Robust Optimal Virtual Inertia Control for Microgrid Frequency Regulation Considering High Renewable Energy Penetration

The rapid increase in penetration of wind and solar power into power systems reduces the rotational inertia of the systems. The low inertia results in high-frequency perturbation and rate of change of frequency (RoCoF), which could lead to frequency instability during contingencies. This problem can be tackled by developing virtual inertia (VI) control scheme in the microgrid (MG). The VI control injects active power via an energy storage system (ESS) to the MG during periods of frequency deviations.
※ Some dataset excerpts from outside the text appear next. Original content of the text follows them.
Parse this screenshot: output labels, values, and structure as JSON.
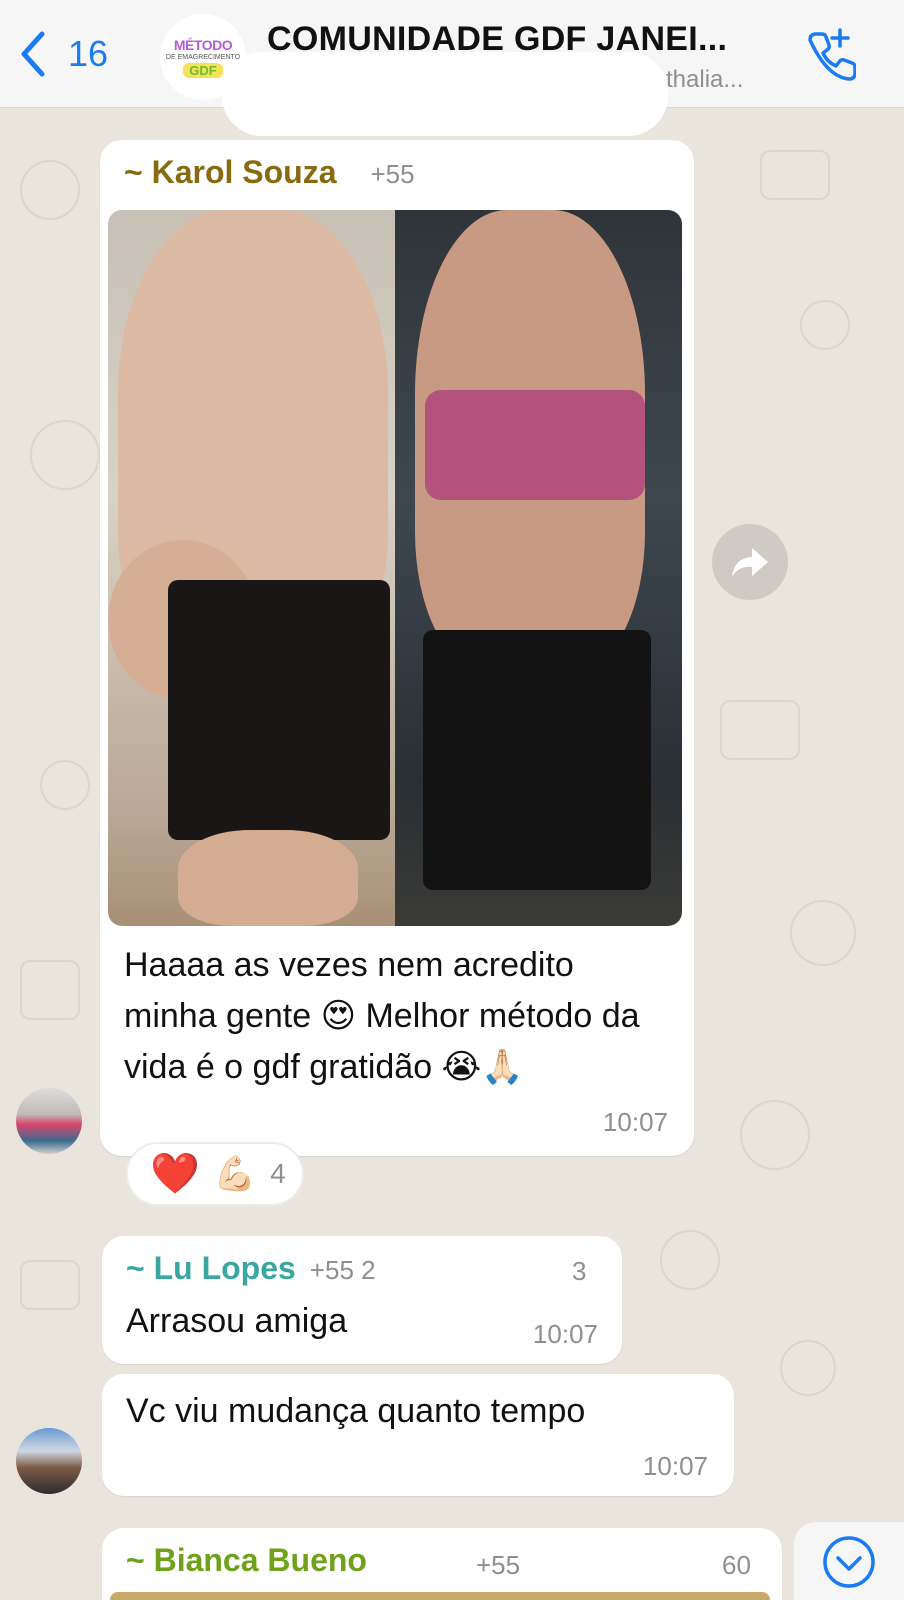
{
  "header": {
    "back_count": "16",
    "group_logo": {
      "top": "MÉTODO",
      "middle": "DE EMAGRECIMENTO",
      "bottom": "GDF"
    },
    "title": "COMUNIDADE GDF JANEI...",
    "subtitle": "thalia..."
  },
  "messages": [
    {
      "sender": "~ Karol Souza",
      "phone": "+55",
      "text": "Haaaa as vezes nem acredito minha gente 😍 Melhor método da vida é o gdf gratidão 😭🙏🏻",
      "time": "10:07",
      "reactions": {
        "emojis": [
          "❤️",
          "💪🏻"
        ],
        "count": "4"
      }
    },
    {
      "sender": "~ Lu Lopes",
      "phone": "+55 2",
      "phone_tail": "3",
      "text": "Arrasou amiga",
      "time": "10:07"
    },
    {
      "text": "Vc viu mudança quanto tempo",
      "time": "10:07"
    },
    {
      "sender": "~ Bianca Bueno",
      "phone": "+55",
      "phone_tail": "60"
    }
  ],
  "colors": {
    "accent_blue": "#1a7cf3",
    "karol_name": "#8a6a10",
    "lu_name": "#3aa6a0",
    "bianca_name": "#6fa11a",
    "chat_bg": "#e9e4dc"
  },
  "icons": [
    "chevron-left-icon",
    "call-add-icon",
    "forward-icon",
    "chevron-down-icon"
  ]
}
In this way, the VI control imitates the inertia characteristic and adds to the total inertia of the MG. Therefore, this paper proposes a robust linear quadratic integral regulator (LQRI) to regulate the frequency deviation and enhance the MG frequency stability. The control problem is formulated in terms of linear matrix inequalities (LMI) in the discrete-time domain. The optimal controller gains are obtained by solving the LMI using convex optimization. The correctness and efficiency of the proposed scheme are demonstrated via discrete time-domain simulation under varying renewable energy sources and loads. The results show that the proposed controller can suppress the frequency deviation at a very fast rate. Finally, a comparative examination of the proposed scheme with an existing VI controller is provided to highlight the improvement in the frequency response of the MG under contingencies.